No major earthshaking moments today but still lovely and intriguing, reinforcing the reality that being safe, enclosed and protected – keeping marauders or warriors or other bad guys at bay – that was the bottom line.
As we made our way back to the ship, the Romany (gypsies to many) were out in force – this is just one of the parking lots we passed – jammed with their trailers, laundry trailers, cooking trailers and more. Our guide kept telling us how everyone had to “watch their wallets.” These folks have a pretty bad reputation across Europe as pickpockets and other mischief makers.
Fort Grimaud also recalled this: s in the rest of Europe, the World Wars are central to the soul of so many still – all these years later. These two – a monument to those in this small town who died in World War I and a 1940 declaration of peril from French General Charles de Gaulle in 1940 ,the year war once again descended on his country. London to Lithuania to France – these wars haunt memory and remind residents of fear, and death, and loss.
Then there are these — we were the first customers for Lorenzo and Gerard in their new shop – gorgeous earrings for me! AND then lunch with some new friends and the best salad (with extra summer tomatoes) ever…..
That’s the Castello at Dolceacqua, alongside Claude Monet’s wonderful portrayal of it. It stands at the start of the stone pathway that crosses the bridge and leads into this ancient, wonderful beehive where, since the 13th, 14th and 15th centuries people have lived, shopped and tolerated the tourists.
It’s a quiet, special treasure, a bit mysterious, mixing the distant past with today, and far more fun and exciting for us because we hadn’t expected much at all from this trip designed to get us out of the shopping center that is San Remo.

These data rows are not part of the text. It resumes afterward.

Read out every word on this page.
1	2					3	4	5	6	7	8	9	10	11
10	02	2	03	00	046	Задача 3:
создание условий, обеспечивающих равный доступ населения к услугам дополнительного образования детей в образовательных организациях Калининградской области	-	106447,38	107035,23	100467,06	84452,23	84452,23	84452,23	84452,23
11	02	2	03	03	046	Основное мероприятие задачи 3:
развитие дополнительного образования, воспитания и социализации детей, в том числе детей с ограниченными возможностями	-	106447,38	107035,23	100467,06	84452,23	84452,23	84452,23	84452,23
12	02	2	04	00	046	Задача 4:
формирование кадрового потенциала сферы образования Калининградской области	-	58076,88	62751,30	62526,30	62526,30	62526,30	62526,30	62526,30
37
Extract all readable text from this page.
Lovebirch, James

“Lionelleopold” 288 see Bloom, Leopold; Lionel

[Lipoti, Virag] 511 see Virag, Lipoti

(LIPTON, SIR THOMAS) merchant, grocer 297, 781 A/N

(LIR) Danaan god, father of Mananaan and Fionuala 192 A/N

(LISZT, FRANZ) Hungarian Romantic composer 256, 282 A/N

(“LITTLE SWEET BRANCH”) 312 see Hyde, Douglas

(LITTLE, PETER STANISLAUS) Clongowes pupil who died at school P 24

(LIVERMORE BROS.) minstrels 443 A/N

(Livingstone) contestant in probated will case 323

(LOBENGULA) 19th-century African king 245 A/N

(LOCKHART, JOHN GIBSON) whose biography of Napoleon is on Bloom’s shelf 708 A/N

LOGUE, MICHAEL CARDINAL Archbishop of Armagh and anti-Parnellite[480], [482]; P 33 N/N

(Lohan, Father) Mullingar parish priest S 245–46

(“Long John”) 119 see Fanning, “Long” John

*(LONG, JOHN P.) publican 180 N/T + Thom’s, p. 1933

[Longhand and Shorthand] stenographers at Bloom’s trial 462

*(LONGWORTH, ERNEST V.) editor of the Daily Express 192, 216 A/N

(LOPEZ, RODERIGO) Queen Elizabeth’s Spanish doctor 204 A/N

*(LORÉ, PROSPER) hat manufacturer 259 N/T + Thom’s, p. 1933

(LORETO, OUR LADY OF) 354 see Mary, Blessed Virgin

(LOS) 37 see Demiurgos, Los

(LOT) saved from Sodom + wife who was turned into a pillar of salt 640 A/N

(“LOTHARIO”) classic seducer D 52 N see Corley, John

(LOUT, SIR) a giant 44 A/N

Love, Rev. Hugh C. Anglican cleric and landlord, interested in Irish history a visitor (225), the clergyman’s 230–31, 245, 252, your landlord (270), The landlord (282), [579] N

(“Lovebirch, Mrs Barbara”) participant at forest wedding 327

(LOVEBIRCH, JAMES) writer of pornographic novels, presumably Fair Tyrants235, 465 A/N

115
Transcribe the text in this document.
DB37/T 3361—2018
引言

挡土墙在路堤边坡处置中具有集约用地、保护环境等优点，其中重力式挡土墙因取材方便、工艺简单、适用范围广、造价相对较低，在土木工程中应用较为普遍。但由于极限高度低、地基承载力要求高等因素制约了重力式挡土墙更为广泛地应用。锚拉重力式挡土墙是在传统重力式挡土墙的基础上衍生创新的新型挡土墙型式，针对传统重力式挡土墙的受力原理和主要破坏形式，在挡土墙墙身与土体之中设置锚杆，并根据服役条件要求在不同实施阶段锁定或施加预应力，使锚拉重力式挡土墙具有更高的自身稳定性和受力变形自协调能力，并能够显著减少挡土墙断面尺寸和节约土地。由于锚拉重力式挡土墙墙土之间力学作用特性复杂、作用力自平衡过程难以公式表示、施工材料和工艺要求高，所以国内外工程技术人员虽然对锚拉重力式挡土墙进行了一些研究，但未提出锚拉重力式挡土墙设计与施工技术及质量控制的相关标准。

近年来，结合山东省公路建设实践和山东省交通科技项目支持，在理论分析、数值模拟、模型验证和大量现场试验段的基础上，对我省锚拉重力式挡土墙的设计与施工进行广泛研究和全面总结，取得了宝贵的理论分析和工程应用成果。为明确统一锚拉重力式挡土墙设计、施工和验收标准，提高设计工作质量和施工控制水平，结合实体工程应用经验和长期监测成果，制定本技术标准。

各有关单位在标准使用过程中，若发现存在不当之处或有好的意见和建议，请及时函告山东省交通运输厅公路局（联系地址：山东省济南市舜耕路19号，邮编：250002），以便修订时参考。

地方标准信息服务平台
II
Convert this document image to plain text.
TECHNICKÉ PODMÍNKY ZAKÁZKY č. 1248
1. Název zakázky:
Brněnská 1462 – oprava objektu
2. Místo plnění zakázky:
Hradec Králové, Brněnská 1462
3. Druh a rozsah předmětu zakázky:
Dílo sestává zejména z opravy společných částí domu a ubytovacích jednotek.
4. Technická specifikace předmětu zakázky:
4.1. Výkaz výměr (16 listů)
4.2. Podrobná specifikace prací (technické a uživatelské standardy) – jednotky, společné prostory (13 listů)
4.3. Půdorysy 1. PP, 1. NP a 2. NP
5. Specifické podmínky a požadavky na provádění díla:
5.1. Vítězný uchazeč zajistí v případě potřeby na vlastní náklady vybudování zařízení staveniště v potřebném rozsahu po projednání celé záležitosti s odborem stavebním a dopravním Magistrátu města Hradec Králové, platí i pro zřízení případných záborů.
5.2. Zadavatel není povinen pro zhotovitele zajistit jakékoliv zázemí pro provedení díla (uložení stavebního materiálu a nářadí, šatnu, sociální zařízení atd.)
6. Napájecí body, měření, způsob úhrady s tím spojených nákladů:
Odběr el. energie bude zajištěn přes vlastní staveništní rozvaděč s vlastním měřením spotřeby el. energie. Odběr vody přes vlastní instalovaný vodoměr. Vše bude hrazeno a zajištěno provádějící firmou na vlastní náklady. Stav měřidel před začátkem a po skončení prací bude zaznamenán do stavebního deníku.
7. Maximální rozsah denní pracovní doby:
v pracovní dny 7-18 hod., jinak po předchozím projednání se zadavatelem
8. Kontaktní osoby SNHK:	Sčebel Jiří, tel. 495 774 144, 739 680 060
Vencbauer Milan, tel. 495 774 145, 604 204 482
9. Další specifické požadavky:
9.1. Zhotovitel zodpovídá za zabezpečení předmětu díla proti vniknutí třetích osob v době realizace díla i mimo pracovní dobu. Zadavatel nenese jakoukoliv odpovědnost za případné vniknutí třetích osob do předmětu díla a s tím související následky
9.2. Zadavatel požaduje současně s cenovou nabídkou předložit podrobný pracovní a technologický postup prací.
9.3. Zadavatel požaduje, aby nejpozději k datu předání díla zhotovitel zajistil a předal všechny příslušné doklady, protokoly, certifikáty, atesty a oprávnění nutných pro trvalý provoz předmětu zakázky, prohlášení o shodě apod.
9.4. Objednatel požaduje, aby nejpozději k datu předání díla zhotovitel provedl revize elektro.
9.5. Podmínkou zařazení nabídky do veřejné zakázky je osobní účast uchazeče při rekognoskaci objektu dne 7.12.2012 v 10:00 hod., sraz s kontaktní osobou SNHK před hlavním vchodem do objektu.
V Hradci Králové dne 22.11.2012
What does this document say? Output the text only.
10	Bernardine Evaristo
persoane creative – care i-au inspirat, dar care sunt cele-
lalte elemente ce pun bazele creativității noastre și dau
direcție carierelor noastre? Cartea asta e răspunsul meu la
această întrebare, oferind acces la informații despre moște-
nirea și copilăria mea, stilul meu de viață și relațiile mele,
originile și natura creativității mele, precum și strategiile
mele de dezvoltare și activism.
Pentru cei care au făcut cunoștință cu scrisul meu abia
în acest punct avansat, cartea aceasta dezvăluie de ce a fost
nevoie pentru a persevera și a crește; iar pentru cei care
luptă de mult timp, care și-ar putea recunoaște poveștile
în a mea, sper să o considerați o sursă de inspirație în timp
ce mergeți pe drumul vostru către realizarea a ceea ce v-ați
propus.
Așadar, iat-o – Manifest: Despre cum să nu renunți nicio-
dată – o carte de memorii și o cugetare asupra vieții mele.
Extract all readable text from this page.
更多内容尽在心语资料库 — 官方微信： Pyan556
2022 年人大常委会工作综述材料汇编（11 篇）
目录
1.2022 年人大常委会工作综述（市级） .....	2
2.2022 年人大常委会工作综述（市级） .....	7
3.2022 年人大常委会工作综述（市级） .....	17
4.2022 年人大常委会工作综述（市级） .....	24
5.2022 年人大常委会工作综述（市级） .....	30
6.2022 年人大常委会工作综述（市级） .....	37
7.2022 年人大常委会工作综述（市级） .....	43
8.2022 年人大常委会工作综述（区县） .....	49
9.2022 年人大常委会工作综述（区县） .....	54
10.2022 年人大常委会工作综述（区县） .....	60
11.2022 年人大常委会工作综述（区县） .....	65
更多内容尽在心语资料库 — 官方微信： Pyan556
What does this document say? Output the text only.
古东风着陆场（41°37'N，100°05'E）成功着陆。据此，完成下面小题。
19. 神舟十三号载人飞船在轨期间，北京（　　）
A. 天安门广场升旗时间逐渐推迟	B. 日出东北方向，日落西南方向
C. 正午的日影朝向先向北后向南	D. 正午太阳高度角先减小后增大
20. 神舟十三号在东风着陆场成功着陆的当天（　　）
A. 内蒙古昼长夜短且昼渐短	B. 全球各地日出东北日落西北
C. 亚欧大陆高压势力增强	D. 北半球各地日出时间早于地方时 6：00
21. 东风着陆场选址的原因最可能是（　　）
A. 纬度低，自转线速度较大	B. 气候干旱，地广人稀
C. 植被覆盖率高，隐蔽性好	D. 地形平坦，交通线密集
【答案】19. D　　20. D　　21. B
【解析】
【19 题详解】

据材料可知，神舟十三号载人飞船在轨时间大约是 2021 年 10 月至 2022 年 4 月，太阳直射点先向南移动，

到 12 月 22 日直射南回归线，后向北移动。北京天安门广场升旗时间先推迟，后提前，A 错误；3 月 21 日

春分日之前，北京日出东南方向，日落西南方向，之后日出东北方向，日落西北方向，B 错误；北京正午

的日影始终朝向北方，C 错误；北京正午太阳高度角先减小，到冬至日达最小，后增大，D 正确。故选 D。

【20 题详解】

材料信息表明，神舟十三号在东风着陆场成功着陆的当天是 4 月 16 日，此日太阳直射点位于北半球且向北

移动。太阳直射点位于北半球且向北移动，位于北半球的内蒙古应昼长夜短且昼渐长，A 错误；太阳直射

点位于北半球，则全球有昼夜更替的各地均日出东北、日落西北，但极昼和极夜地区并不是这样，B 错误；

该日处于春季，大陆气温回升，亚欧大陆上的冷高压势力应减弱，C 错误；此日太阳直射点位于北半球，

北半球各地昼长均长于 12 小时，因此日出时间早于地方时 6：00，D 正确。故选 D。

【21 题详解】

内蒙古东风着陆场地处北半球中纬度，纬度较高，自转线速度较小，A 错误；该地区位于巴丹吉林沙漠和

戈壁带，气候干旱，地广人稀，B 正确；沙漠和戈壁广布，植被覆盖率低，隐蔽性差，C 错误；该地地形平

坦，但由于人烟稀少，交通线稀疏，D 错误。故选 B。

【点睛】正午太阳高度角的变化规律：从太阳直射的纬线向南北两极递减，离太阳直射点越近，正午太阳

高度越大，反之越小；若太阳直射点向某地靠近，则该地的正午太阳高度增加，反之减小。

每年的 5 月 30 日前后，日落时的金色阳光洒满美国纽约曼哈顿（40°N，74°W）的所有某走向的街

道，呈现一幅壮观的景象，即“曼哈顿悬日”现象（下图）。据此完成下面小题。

NOW – about that Pizza Margharita. Our wonderful guide, Giusiana, as we passed a statue of “Regina Margharita” added yet another factor to her wonderful narrative. WHAT is the reason the much beloved Pizza Margharita bears her name? A baker created it in the colors of the Italian flag: tomato sauce for red, basil for green and mozzarella for white — and dedicated it to her in thanks for her just and creative role as the first woman ruler of Italy.
And there you have it – another brief, photo-heavy offering. It’s late again – and it was a wonderful day. I am reminded every day as we move from place to place of the value of travel – learning the narratives and dreams and history of other cultures and finding within them lessons for our own.